Importance of Provenance Verification for Softwares
Introduction
How much do you know about the components, artifacts, libraries, and other assets you use in your daily development work? Where did these components come from? Who approved their use? Who changed them? And most importantly: Which of your applications use which components?
The SolarWinds Hack: A Wake-Up Call
The huge destructive impact of the SolarWinds hack (more about it here: SolarWinds hack explained: Everything you need to know) has made it evident how dangerous it is to not pay attention to the safety and security of your software supply chain. Indeed, for some industries like federal, finance, healthcare, aerospace, and pharmaceutical, it is mandated by regulations and law.
Provenance Verification in Software Development
One of the key challenges in software development is verifying the provenance of the software components we rely on. Provenance refers to the origin and history of a software component, including its author, version, and any modifications it has undergone. Provenance verification involves validating that the software components used in a project are authentic, unaltered, and come from trusted sources.

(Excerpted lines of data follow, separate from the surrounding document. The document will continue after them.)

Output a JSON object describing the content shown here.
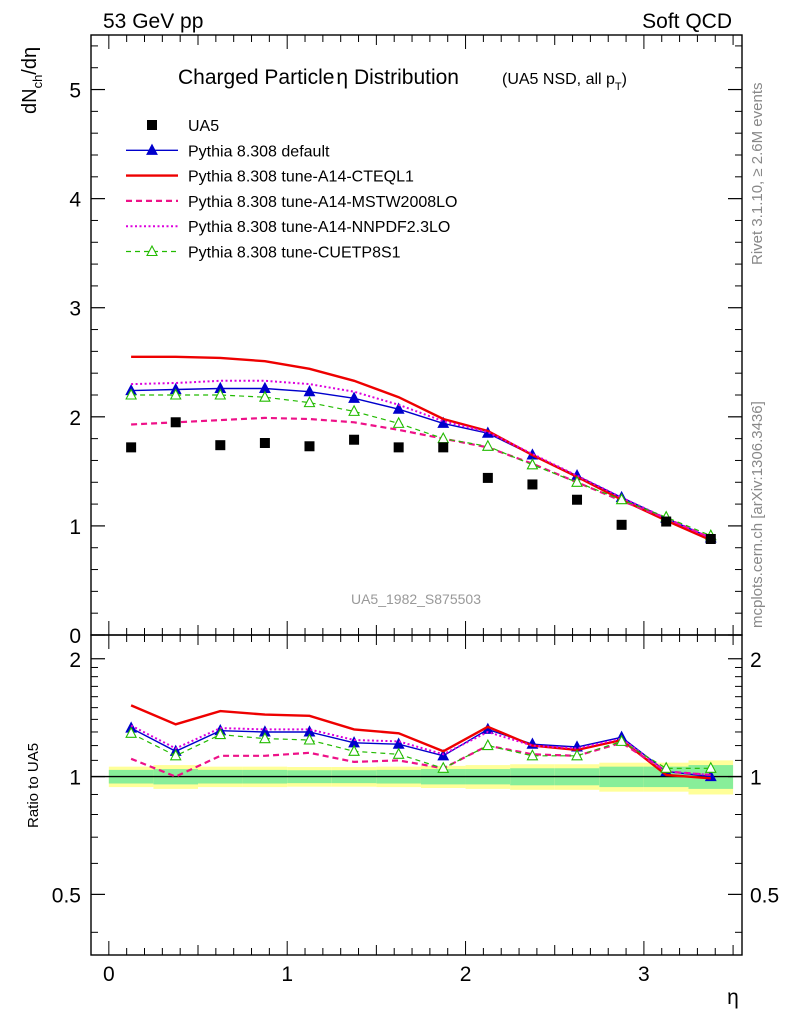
{
  "header": {
    "left": "53 GeV pp",
    "right": "Soft QCD"
  },
  "side_labels": {
    "rivet": "Rivet 3.1.10, ≥ 2.6M events",
    "mcplots": "mcplots.cern.ch [arXiv:1306.3436]"
  },
  "watermark": "UA5_1982_S875503",
  "chart_data": [
    {
      "type": "line",
      "title_main": "Charged Particle",
      "title_eta": "η",
      "title_rest": " Distribution",
      "title_sub": "(UA5 NSD, all p",
      "title_sub_index": "T",
      "title_sub_close": ")",
      "ylabel": "dN",
      "ylabel_sub": "ch",
      "ylabel_rest": "/dη",
      "xlabel": "η",
      "xlim": [
        -0.1,
        3.55
      ],
      "ylim": [
        0,
        5.5
      ],
      "yticks": [
        0,
        1,
        2,
        3,
        4,
        5
      ],
      "ytick_labels": [
        "0",
        "1",
        "2",
        "3",
        "4",
        "5"
      ],
      "x": [
        0.125,
        0.375,
        0.625,
        0.875,
        1.125,
        1.375,
        1.625,
        1.875,
        2.125,
        2.375,
        2.625,
        2.875,
        3.125,
        3.375
      ],
      "data": {
        "name": "UA5",
        "values": [
          1.72,
          1.95,
          1.74,
          1.76,
          1.73,
          1.79,
          1.72,
          1.72,
          1.44,
          1.38,
          1.24,
          1.01,
          1.04,
          0.88
        ]
      },
      "series": [
        {
          "name": "Pythia 8.308 default",
          "color": "#0000cc",
          "style": "solid",
          "marker": "triangle-filled",
          "values": [
            2.24,
            2.25,
            2.26,
            2.26,
            2.23,
            2.17,
            2.07,
            1.94,
            1.85,
            1.65,
            1.46,
            1.26,
            1.07,
            0.89
          ]
        },
        {
          "name": "Pythia 8.308 tune-A14-CTEQL1",
          "color": "#ee0000",
          "style": "solid-thick",
          "marker": "none",
          "values": [
            2.55,
            2.55,
            2.54,
            2.51,
            2.44,
            2.33,
            2.18,
            1.98,
            1.87,
            1.65,
            1.45,
            1.24,
            1.05,
            0.87
          ]
        },
        {
          "name": "Pythia 8.308 tune-A14-MSTW2008LO",
          "color": "#ee1188",
          "style": "dashed",
          "marker": "none",
          "values": [
            1.93,
            1.95,
            1.97,
            1.99,
            1.98,
            1.95,
            1.88,
            1.8,
            1.72,
            1.57,
            1.4,
            1.23,
            1.07,
            0.89
          ]
        },
        {
          "name": "Pythia 8.308 tune-A14-NNPDF2.3LO",
          "color": "#dd00dd",
          "style": "dotted",
          "marker": "none",
          "values": [
            2.3,
            2.31,
            2.33,
            2.33,
            2.3,
            2.23,
            2.11,
            1.96,
            1.86,
            1.66,
            1.46,
            1.26,
            1.07,
            0.89
          ]
        },
        {
          "name": "Pythia 8.308 tune-CUETP8S1",
          "color": "#22bb00",
          "style": "dashed-thin",
          "marker": "triangle-open",
          "values": [
            2.2,
            2.2,
            2.2,
            2.18,
            2.13,
            2.05,
            1.94,
            1.8,
            1.73,
            1.56,
            1.4,
            1.24,
            1.08,
            0.91
          ]
        }
      ],
      "legend_placement": "top-left",
      "grid": false
    },
    {
      "type": "line",
      "ylabel": "Ratio to UA5",
      "xlabel": "η",
      "xlim": [
        -0.1,
        3.55
      ],
      "ylim": [
        0.35,
        2.3
      ],
      "yticks": [
        0.5,
        1,
        2
      ],
      "ytick_labels": [
        "0.5",
        "1",
        "2"
      ],
      "xticks": [
        0,
        1,
        2,
        3
      ],
      "xtick_labels": [
        "0",
        "1",
        "2",
        "3"
      ],
      "reference_line": 1,
      "uncertainty_bands": {
        "inner_color": "#88ee99",
        "outer_color": "#ffff99",
        "inner_halfwidth": [
          0.04,
          0.045,
          0.04,
          0.04,
          0.038,
          0.038,
          0.04,
          0.045,
          0.045,
          0.05,
          0.05,
          0.06,
          0.06,
          0.07
        ],
        "outer_halfwidth": [
          0.06,
          0.07,
          0.06,
          0.06,
          0.058,
          0.058,
          0.06,
          0.065,
          0.07,
          0.075,
          0.075,
          0.085,
          0.085,
          0.1
        ]
      },
      "series": [
        {
          "name": "Pythia 8.308 default",
          "values": [
            1.33,
            1.16,
            1.31,
            1.3,
            1.3,
            1.22,
            1.21,
            1.13,
            1.32,
            1.21,
            1.19,
            1.26,
            1.03,
            1.0
          ]
        },
        {
          "name": "Pythia 8.308 tune-A14-CTEQL1",
          "values": [
            1.52,
            1.36,
            1.47,
            1.44,
            1.43,
            1.32,
            1.29,
            1.16,
            1.34,
            1.2,
            1.17,
            1.24,
            1.01,
            0.99
          ]
        },
        {
          "name": "Pythia 8.308 tune-A14-MSTW2008LO",
          "values": [
            1.11,
            1.0,
            1.13,
            1.13,
            1.15,
            1.09,
            1.1,
            1.05,
            1.2,
            1.14,
            1.13,
            1.22,
            1.03,
            1.01
          ]
        },
        {
          "name": "Pythia 8.308 tune-A14-NNPDF2.3LO",
          "values": [
            1.35,
            1.18,
            1.33,
            1.32,
            1.32,
            1.24,
            1.23,
            1.14,
            1.3,
            1.2,
            1.18,
            1.25,
            1.03,
            1.01
          ]
        },
        {
          "name": "Pythia 8.308 tune-CUETP8S1",
          "values": [
            1.29,
            1.13,
            1.28,
            1.25,
            1.24,
            1.16,
            1.14,
            1.05,
            1.2,
            1.13,
            1.13,
            1.23,
            1.05,
            1.05
          ]
        }
      ]
    }
  ]
}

The Importance of Provenance Verification
Security
Provenance verification helps protect against malicious attacks and vulnerabilities. By ensuring that software components come from trusted sources, software organizations can reduce the risk of introducing malicious code or backdoors into their applications. This is particularly crucial when using open-source libraries or third-party dependencies, as these components may have been tampered with or compromised.
Compliance
Many industries, such as healthcare and finance, have strict regulatory requirements for software development. Provenance verification helps demonstrate compliance with these regulations by providing a clear audit trail of the software components used in a project. This can be especially important when dealing with sensitive data or critical infrastructure.
Quality Assurance
Provenance verification is essential for maintaining the quality and reliability of software. By ensuring that software components are authentic and unaltered, developers can have confidence in the stability and performance of their applications. This is particularly important when working on large-scale projects with multiple contributors, where the risk of introducing bugs or compatibility issues is higher. Furthermore, the modern DevOps pipeline should indeed use provenance verification as a way to enforce assurance.

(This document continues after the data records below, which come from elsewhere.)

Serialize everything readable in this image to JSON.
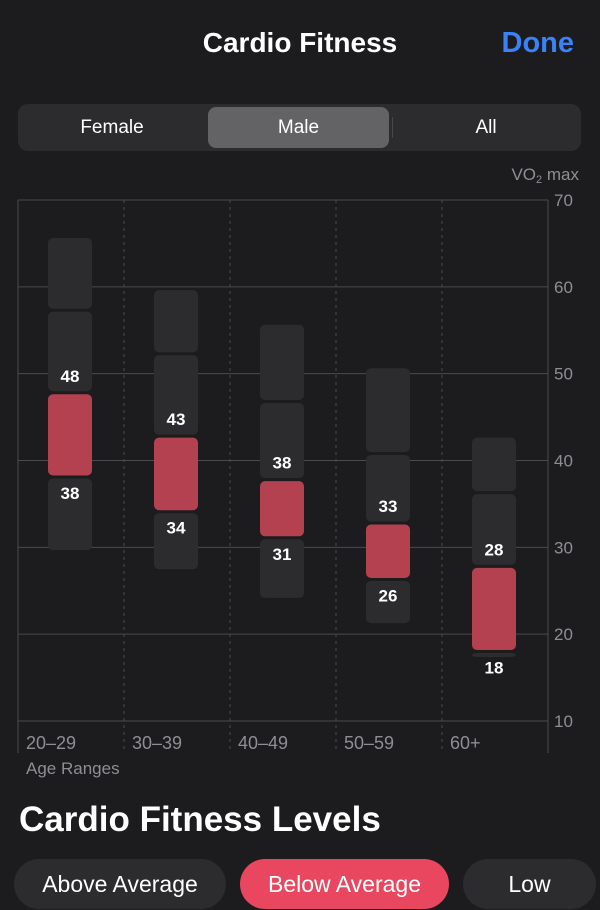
{
  "header": {
    "title": "Cardio Fitness",
    "done_label": "Done"
  },
  "segmented": {
    "options": [
      "Female",
      "Male",
      "All"
    ],
    "selected": "Male"
  },
  "chart_data": {
    "type": "range-bar",
    "unit_label": "VO",
    "unit_sub": "2",
    "unit_suffix": " max",
    "xlabel": "Age Ranges",
    "categories": [
      "20–29",
      "30–39",
      "40–49",
      "50–59",
      "60+"
    ],
    "ylim": [
      10,
      70
    ],
    "yticks": [
      10,
      20,
      30,
      40,
      50,
      60,
      70
    ],
    "grid": true,
    "y_axis_side": "right",
    "series": [
      {
        "category": "20–29",
        "segments": [
          [
            29.5,
            38.1
          ],
          [
            38.1,
            47.8
          ],
          [
            47.8,
            57.3
          ],
          [
            57.3,
            65.8
          ]
        ],
        "highlight_index": 1,
        "labels": [
          "38",
          "48"
        ]
      },
      {
        "category": "30–39",
        "segments": [
          [
            27.3,
            34.1
          ],
          [
            34.1,
            42.8
          ],
          [
            42.8,
            52.3
          ],
          [
            52.3,
            59.8
          ]
        ],
        "highlight_index": 1,
        "labels": [
          "34",
          "43"
        ]
      },
      {
        "category": "40–49",
        "segments": [
          [
            24.0,
            31.1
          ],
          [
            31.1,
            37.8
          ],
          [
            37.8,
            46.8
          ],
          [
            46.8,
            55.8
          ]
        ],
        "highlight_index": 1,
        "labels": [
          "31",
          "38"
        ]
      },
      {
        "category": "50–59",
        "segments": [
          [
            21.1,
            26.3
          ],
          [
            26.3,
            32.8
          ],
          [
            32.8,
            40.8
          ],
          [
            40.8,
            50.8
          ]
        ],
        "highlight_index": 1,
        "labels": [
          "26",
          "33"
        ]
      },
      {
        "category": "60+",
        "segments": [
          [
            17.2,
            18.0
          ],
          [
            18.0,
            27.8
          ],
          [
            27.8,
            36.3
          ],
          [
            36.3,
            42.8
          ]
        ],
        "highlight_index": 1,
        "labels": [
          "18",
          "28"
        ]
      }
    ],
    "colors": {
      "highlight": "#b3414f",
      "range": "#2c2c2e",
      "grid": "#4a4a4c",
      "label": "#8e8e93"
    }
  },
  "levels": {
    "title": "Cardio Fitness Levels",
    "options": [
      "Above Average",
      "Below Average",
      "Low"
    ],
    "selected": "Below Average"
  }
}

Ensuring Provenance Verification in Modern Software Development
1. Dependency Management
Use a robust dependency management system like Codenotary’s Trustcenter, which tracks and verifies the provenance of software components. Dependency management should, of course, be transparent to developers.
2. Code Signing
Digitally sign software components to ensure their authenticity and integrity. These signatures need to be stored in a tamperproof way to avoid signature forgery. Codenotary’s Trustcenter uses our leading immutable database immudb (see here: immudb.io) as a zero-trust repository for digital signatures. These signatures are SHA256 hashes of each digital artifact signed with Trustcenter. In turn, these Trustcenter signatures can be used to verify that the code has not been altered since it was signed by the original author or publisher.
3. Continuous Monitoring
Implement continuous monitoring and vulnerability scanning to detect any changes or vulnerabilities in software components. Regularly update and patch dependencies to mitigate any known security risks. Trustcenter monitors on an ongoing basis and tracks the trust level of components used in the development organization.

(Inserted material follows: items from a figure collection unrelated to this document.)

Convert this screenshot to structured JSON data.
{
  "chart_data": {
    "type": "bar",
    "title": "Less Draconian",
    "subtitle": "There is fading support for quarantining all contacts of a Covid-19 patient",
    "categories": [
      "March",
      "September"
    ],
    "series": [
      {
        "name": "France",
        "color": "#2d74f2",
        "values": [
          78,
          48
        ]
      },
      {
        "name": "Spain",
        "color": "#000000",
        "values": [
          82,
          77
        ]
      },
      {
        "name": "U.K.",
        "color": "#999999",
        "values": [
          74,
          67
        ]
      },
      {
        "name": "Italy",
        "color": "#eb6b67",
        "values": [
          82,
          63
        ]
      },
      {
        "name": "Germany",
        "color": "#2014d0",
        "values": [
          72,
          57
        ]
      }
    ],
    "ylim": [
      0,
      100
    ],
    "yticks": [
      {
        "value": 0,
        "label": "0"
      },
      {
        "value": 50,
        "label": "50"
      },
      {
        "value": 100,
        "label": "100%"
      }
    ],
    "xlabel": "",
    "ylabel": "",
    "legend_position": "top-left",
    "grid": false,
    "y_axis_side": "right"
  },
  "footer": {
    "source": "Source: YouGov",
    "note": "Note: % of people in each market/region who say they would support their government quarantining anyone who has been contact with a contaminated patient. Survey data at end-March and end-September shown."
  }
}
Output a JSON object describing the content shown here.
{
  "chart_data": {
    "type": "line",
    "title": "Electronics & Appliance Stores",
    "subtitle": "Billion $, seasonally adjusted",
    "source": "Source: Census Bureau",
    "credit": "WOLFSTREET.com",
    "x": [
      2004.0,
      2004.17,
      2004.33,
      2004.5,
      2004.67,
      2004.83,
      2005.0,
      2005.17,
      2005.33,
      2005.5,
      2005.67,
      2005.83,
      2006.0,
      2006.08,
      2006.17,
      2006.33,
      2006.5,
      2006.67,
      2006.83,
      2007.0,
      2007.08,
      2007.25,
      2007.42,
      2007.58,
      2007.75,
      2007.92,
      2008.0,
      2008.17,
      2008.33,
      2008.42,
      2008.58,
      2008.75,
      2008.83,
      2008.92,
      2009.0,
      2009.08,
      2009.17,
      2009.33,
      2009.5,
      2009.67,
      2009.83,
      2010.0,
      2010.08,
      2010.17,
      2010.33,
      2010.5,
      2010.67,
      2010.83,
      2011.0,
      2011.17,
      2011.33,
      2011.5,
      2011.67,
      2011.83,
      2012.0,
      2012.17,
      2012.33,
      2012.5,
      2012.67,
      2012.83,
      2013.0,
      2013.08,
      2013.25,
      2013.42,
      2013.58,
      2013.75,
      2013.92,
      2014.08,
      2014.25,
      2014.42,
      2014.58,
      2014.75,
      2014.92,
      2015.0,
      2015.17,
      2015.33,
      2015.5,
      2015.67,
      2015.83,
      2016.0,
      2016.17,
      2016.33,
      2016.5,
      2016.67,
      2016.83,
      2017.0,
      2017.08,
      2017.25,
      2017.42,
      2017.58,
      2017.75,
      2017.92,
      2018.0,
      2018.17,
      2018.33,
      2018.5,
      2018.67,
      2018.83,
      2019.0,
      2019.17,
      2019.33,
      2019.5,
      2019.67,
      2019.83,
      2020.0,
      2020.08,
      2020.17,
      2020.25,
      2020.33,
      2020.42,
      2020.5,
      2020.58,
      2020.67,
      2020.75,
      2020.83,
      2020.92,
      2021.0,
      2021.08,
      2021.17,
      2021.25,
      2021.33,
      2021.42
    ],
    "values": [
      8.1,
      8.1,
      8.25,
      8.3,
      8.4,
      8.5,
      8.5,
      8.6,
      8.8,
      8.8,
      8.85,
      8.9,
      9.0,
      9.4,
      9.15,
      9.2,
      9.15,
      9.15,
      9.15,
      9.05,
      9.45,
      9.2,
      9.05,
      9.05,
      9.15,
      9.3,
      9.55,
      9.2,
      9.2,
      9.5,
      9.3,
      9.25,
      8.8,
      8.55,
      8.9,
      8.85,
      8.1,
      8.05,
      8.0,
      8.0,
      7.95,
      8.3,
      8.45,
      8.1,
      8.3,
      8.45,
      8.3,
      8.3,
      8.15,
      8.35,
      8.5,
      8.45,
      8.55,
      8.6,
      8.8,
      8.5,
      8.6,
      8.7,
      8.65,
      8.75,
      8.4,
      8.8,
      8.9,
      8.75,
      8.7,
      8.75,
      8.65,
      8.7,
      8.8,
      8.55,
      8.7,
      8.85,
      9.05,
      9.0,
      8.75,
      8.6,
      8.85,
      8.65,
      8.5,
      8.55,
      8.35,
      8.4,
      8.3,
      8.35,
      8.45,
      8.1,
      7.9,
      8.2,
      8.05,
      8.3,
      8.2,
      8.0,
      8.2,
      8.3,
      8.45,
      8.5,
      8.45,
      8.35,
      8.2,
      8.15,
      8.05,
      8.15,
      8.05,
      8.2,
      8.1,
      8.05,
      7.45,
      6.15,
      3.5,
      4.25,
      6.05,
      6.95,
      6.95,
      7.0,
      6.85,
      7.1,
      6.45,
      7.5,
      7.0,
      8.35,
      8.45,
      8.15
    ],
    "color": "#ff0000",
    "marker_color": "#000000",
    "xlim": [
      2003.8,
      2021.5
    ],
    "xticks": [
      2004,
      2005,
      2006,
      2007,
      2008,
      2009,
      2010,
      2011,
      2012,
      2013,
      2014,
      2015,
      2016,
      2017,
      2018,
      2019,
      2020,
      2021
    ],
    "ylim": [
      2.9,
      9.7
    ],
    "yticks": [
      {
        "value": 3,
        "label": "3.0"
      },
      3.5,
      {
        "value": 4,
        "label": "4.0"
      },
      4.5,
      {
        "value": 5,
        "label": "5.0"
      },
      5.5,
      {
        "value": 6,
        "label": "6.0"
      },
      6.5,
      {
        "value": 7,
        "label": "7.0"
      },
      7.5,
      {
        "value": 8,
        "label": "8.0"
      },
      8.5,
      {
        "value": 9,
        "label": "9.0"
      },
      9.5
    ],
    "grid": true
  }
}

Conclusion: A Secure Software Supply Chain
Provenance verification is a critical aspect of modern software development. Digital signatures based on digital certificates are a weak solution because a) certificates are easy to fake, b) certificates need to be attached to the digital asset, and therefore change the workflow. Whereas Trustcenter signatures are cryptographically strong and stored in a tamperproof, immutable database.
Only the combination of dependency tracking, code signing, and software development organization automation of the usage of these tools can ensure an end-to-end secure software supply chain.